L’11 Novembre è posta la festività di San Martino di Tours, in esatta corrispondenza temporale con antichi primi dell’anno precristiani celebrati con feste e banchetti, e momento nel quale cominciavano, in passato, le attività dei tribunali e dei parlamenti, si tenevano le elezioni municipali, si pagavano e si siglavano le obbligazioni di ambito agricolo, nonché si procedeva ad operazioni di trasloco, mentre oggi, quale retaggio di tutto ciò, è ancora possibile assistere all’inaugurazione degli anni accademici di alcune Università in prossimità di tale data ((Cfr. A.Cattabiani, 2002, pp. 364-366; A.Cattabiani, 2008, pp. 313-318.)).

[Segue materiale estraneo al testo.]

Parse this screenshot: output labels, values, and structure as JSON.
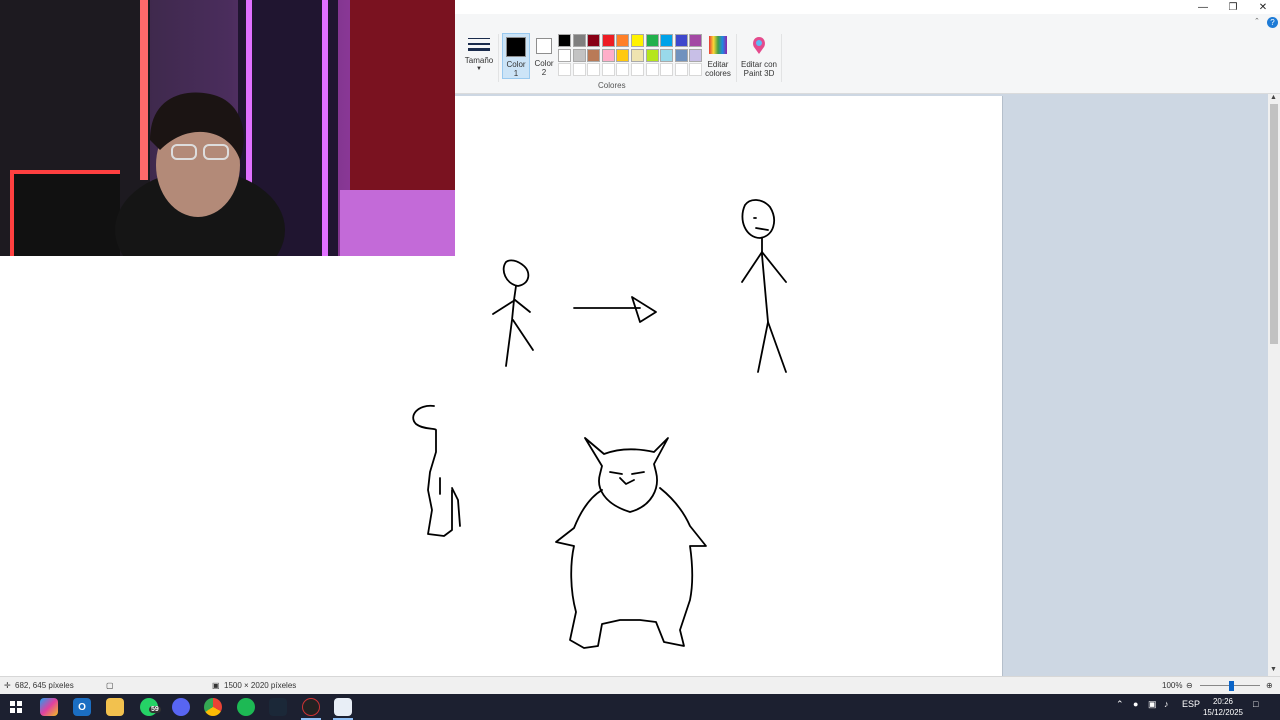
{
  "ribbon": {
    "size_label": "Tamaño",
    "color1_label": "Color\n1",
    "color1_line1": "Color",
    "color1_line2": "1",
    "color2_line1": "Color",
    "color2_line2": "2",
    "edit_colors_line1": "Editar",
    "edit_colors_line2": "colores",
    "paint3d_line1": "Editar con",
    "paint3d_line2": "Paint 3D",
    "group_label": "Colores",
    "color1_value": "#000000",
    "color2_value": "#ffffff",
    "palette_row1": [
      "#000000",
      "#7f7f7f",
      "#880015",
      "#ed1c24",
      "#ff7f27",
      "#fff200",
      "#22b14c",
      "#00a2e8",
      "#3f48cc",
      "#a349a4"
    ],
    "palette_row2": [
      "#ffffff",
      "#c3c3c3",
      "#b97a57",
      "#ffaec9",
      "#ffc90e",
      "#efe4b0",
      "#b5e61d",
      "#99d9ea",
      "#7092be",
      "#c8bfe7"
    ],
    "palette_row3": [
      "#ffffff",
      "#ffffff",
      "#ffffff",
      "#ffffff",
      "#ffffff",
      "#ffffff",
      "#ffffff",
      "#ffffff",
      "#ffffff",
      "#ffffff"
    ]
  },
  "window": {
    "minimize_icon": "minimize-icon",
    "restore_icon": "restore-icon",
    "close_icon": "close-icon"
  },
  "status": {
    "cursor_pos": "682, 645 píxeles",
    "image_size": "1500 × 2020 píxeles",
    "zoom": "100%",
    "zoom_fraction": 0.5
  },
  "taskbar": {
    "whatsapp_badge": "59",
    "language": "ESP",
    "time": "20:26",
    "date": "15/12/2025"
  }
}
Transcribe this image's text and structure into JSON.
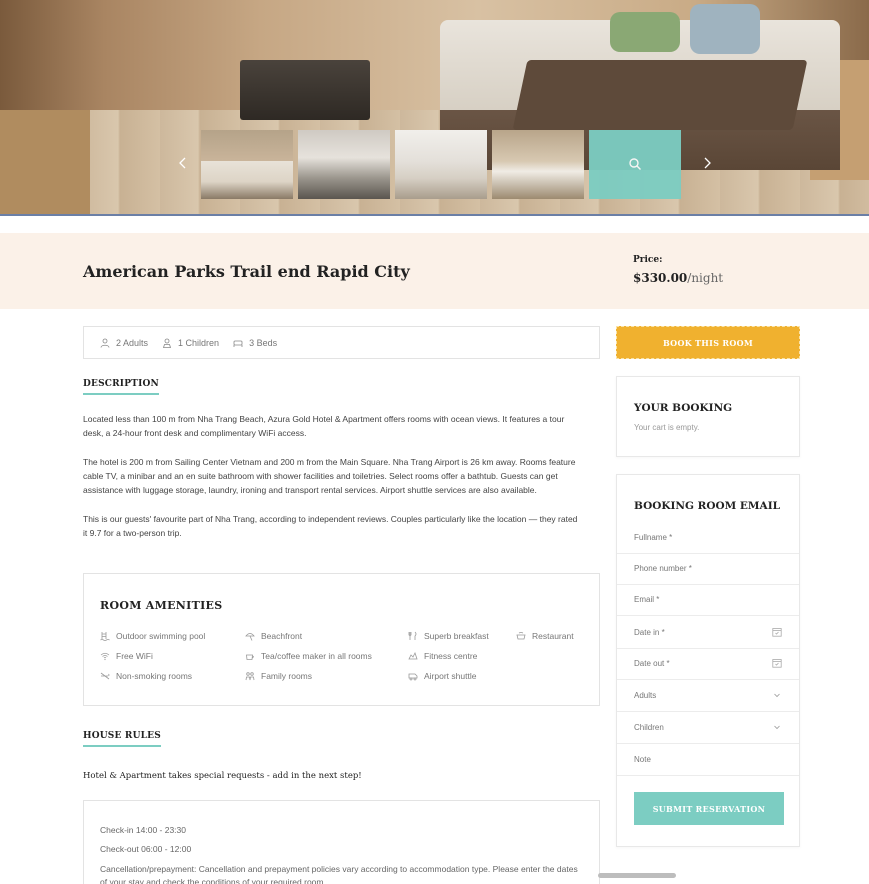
{
  "gallery": {
    "thumbnails": [
      "room-photo-1",
      "room-photo-2",
      "room-photo-3",
      "room-photo-4",
      "room-photo-5-selected"
    ],
    "prev_icon": "chevron-left-icon",
    "next_icon": "chevron-right-icon",
    "selected_icon": "search-icon",
    "overlay_color": "#7ccdc2"
  },
  "room": {
    "title": "American Parks Trail end Rapid City",
    "price_label": "Price:",
    "price": "$330.00",
    "price_unit": "/night"
  },
  "info": {
    "adults": "2 Adults",
    "children": "1 Children",
    "beds": "3 Beds"
  },
  "description": {
    "heading": "DESCRIPTION",
    "paragraphs": [
      "Located less than 100 m from Nha Trang Beach, Azura Gold Hotel & Apartment offers rooms with ocean views. It features a tour desk, a 24-hour front desk and complimentary WiFi access.",
      "The hotel is 200 m from Sailing Center Vietnam and 200 m from the Main Square. Nha Trang Airport is 26 km away. Rooms feature cable TV, a minibar and an en suite bathroom with shower facilities and toiletries. Select rooms offer a bathtub. Guests can get assistance with luggage storage, laundry, ironing and transport rental services. Airport shuttle services are also available.",
      "This is our guests' favourite part of Nha Trang, according to independent reviews. Couples particularly like the location — they rated it 9.7 for a two-person trip."
    ]
  },
  "amenities": {
    "heading": "ROOM AMENITIES",
    "items": [
      "Outdoor swimming pool",
      "Beachfront",
      "Superb breakfast",
      "Restaurant",
      "Free WiFi",
      "Tea/coffee maker in all rooms",
      "Fitness centre",
      "Non-smoking rooms",
      "Family rooms",
      "Airport shuttle"
    ]
  },
  "house_rules": {
    "heading": "HOUSE RULES",
    "subtitle": "Hotel & Apartment takes special requests - add in the next step!",
    "checkin": "Check-in 14:00 - 23:30",
    "checkout": "Check-out 06:00 - 12:00",
    "cancellation": "Cancellation/prepayment: Cancellation and prepayment policies vary according to accommodation type. Please enter the dates of your stay and check the conditions of your required room."
  },
  "sidebar": {
    "book_button": "BOOK THIS ROOM",
    "booking_title": "YOUR BOOKING",
    "cart_empty": "Your cart is empty.",
    "form_title": "BOOKING ROOM EMAIL",
    "fields": {
      "fullname": "Fullname *",
      "phone": "Phone number *",
      "email": "Email *",
      "date_in": "Date in *",
      "date_out": "Date out *",
      "adults": "Adults",
      "children": "Children",
      "note": "Note"
    },
    "submit": "SUBMIT RESERVATION"
  },
  "colors": {
    "accent": "#7ccdc2",
    "book_button": "#f0b12f",
    "title_band": "#fbf1e8"
  }
}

Nello stesso undicesimo mese dell’anno solare, infine, sono state fissate la fine e l’inizio dell’Anno Liturgico Cattolico ((Cfr. A.Cattabiani, 2008, pp. 37-45.)), segnati, rispettivamente, dalla festa di Cristo Re dell’Universo ((Cfr. A.Cattabiani, 2008, pp. 320-323.)) e dalla prima Domenica di Avvento ((Cfr. A.Cattabiani, 2008, pp. 49-50; O.Clément, cit., pp. 15-17.)), quest’ultimo tempo di attesa di quattro settimane, il cui esordio è fissato nel calendario bizantino il 15 Novembre, e che si riferisce alla venuta del Salvatore, evento calendarizzato in prossimità del Solstizio Invernale, momento a partire dal quale l’orbita del sole riprende a crescere sulla volta celeste.